The Pima County Attorney’s Office filed documents last week announcing its intention to seek the death penalty for Armando Estrada, 26, and Rosendo C. Valenzuela, 24.
Prosecutors cited four statutory reasons the men should be executed in the death of Mamie Lim Gong. They allege the slaying was especially cruel, heinous and depraved, and was committed for financial gain and in a cold, calculated manner without pretense of moral or legal justification. They also allege it took place during another serious offense, kidnapping.
I know all the Catholic arguments against capital punishment. But in that moment, knowing that the voice of my family could weigh against the state’s desire to execute two criminals who surely deserved it, I found myself unwilling to say anything. Any inclination I had toward the arguments ofEvangelium Vitae against capital punishment left me in an instant. I was not opposed to these men being allowed to live, but neither was I opposed to their execution.
The state was going to pursue what has always been considered by the Catholic Church to be legitimate recourse against the worst sorts of criminals, and my wife and I had no intentions of stopping it.

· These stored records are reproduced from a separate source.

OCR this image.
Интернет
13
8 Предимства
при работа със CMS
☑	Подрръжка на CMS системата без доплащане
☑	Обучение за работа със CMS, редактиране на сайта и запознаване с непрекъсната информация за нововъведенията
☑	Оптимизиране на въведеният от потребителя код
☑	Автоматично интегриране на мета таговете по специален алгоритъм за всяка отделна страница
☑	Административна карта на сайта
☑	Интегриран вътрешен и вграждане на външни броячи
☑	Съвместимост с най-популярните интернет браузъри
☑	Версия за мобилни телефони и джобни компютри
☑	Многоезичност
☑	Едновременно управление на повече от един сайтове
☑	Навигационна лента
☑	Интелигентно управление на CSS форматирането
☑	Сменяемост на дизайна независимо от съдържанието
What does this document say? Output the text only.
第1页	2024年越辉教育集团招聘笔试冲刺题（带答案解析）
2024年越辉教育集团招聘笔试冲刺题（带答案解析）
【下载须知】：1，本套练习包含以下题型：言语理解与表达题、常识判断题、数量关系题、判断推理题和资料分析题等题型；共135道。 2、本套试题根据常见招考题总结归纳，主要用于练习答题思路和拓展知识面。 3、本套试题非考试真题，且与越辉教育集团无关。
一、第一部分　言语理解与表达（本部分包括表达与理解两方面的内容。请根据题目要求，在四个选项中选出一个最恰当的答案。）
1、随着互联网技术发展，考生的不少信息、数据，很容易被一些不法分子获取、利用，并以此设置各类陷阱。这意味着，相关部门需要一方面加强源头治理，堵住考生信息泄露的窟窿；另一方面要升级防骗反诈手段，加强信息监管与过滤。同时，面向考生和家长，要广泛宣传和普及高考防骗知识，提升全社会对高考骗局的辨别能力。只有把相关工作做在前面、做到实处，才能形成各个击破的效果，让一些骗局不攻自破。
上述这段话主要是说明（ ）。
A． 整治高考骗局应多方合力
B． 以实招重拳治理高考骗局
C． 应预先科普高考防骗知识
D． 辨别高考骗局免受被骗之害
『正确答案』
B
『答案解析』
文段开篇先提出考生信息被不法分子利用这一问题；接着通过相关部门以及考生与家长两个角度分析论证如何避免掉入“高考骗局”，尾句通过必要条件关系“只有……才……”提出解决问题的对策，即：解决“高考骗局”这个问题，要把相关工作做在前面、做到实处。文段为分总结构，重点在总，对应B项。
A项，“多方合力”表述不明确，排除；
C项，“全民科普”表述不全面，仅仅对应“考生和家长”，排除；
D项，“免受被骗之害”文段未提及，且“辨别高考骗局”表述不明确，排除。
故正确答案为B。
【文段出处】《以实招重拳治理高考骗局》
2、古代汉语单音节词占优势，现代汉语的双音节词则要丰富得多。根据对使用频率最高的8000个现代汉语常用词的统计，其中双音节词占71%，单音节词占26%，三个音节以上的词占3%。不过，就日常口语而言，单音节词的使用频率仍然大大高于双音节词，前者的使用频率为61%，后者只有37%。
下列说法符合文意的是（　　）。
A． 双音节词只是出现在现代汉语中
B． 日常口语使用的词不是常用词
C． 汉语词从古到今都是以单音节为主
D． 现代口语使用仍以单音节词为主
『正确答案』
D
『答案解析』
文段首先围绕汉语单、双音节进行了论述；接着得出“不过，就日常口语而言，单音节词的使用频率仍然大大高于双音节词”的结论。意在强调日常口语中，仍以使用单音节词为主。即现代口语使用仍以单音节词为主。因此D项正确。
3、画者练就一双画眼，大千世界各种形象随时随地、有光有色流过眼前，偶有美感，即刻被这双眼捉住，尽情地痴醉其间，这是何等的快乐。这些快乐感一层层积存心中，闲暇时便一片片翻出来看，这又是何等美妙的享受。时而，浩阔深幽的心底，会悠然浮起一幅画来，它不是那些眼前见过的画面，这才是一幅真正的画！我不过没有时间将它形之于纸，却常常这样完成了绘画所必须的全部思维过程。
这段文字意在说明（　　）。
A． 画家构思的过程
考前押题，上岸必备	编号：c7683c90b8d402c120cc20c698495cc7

As Cardinal Avery Dulles pointed out
in his letter titled “Seven Reasons America Shouldn’t Execute
” — a letter in which he agrees with the notion that capital punishment should be severely restricted:
If the Pope were to deny that the death penalty could be an exercise of retributive justice, he would be overthrowing the tradition of two millenia of Catholic thought, denying the teaching of several previous popes, and contradicting the teaching of Scripture (notably in Genesis 9:5-6 and Romans 13:1-4).
I doubt whether the tradition is reversible at all, but even if it were, the reversal could hardly be accomplished by an incidental section in a long encyclical focused primarily on the defense of innocent human life. If the Pope were contradicting the tradition, one could legitimately question whether his statement outweighed the established teaching of so many past centuries.
I believe that the Pope, without contradicting the tradition, is exercising his prudential judgment that in our time adequate punishment, including the moral and physical defense of society, can generally be accomplished by bloodless means, which are always to be preferred.
The fact that this is likely a prudential judgment throws cold water on the idea that Catholics must assent to a revised teaching on capital punishment that finds almost no cases in which it is acceptable.
I don’t hate the men who killed Mamie, nor do I want revenge. I have prayed for not only their capture but their conversion from the beginning. If they are sentenced to death, I am committed to praying for the repose of their souls. I do believe, however, that they should face justice in this life, with the hope of God’s mercy in the next.
Praying for those who killed my wife’s elderly mother is one of the bitter ironies of Catholicism that I am willing to accept. But wringing my hands and lobbying for their lives is not.